A woman (Helen Wiese?) has some questions about the death of her son. These questions are answered by good old Coffin Joe (of course José Mojica Marins), who may or may not be in the same room as she is while they are having their little chat. A young man we must assume to be said son, in what we must assume to be flashbacks, is drawn into the orbit of a house that may be infested with Satanists, or the memory of Satanic rituals, or the ghosts of Satanists past or all of the above.
In any case, our protagonist begins suffering from increasingly bizarre, generally either school or Satanist themed, dreams and visions that hint at some kind of awful revelation to be about to happen to him in the unpleasant old house.

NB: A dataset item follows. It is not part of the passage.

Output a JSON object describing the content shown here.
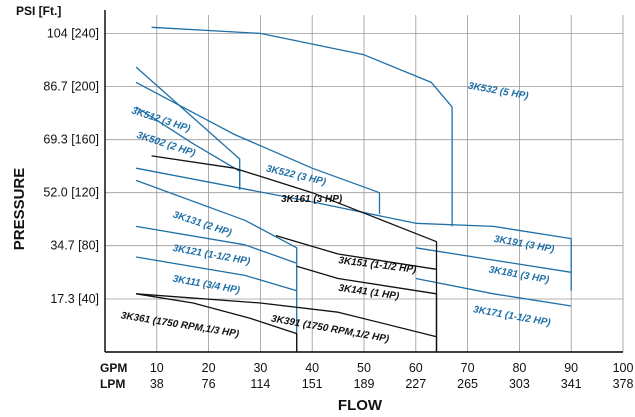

Ah, sometimes films like this one still hit the spot for me, beyond the realm of ideas like “good” or “bad” movies. Thus Cesar A.’s piece of Brazilian ultra cheap SOV horror – mostly shot in what looks like a school building and someone’s living room and cellar – shambles straight into the realm of ambient horror where many of the markers of objective badness can be exactly what makes a film worth watching. Or perhaps films like this can tune a viewer onto a somnambulist frequency where the rules of filmmaking as we (mostly) know them simply do not apply.
So, the woozy quality of the video made even woozier by the (fansubbed by angels or demons, you decide!) VHS source turns from technical problem to texture as important to the film’s thick mood of sludgy strangeness as the dream-like state its protagonist often finds himself in, the vagueness of its plot details, and the dubious manner in which cause and effect work here. Yes, again, I have to argue a film whose artistical merits most sane people will doubt to be very much constructed like a dream – peculiar, more than a little nebulous, and very much on the non side of sensical.
Adding to this quality are the curious soundtrack – half needle dropped classical music, half random synth noises and shouting – and that at least two thirds of the dialogue scenes here are shot suggesting these actors very often do not share the same physical space at the same time when talking at each other with the tell-tale pauses – even in proudly post-dubbed dialogue! – of people waiting for the director to shout “action!” while the camera is already rolling.
Also worth mentioning are practical special effects that suggest someone involved in the production owned several hand puppets, and the awesomeness of filmmakers who managed to convince Marins to give them a couple of hours of his time.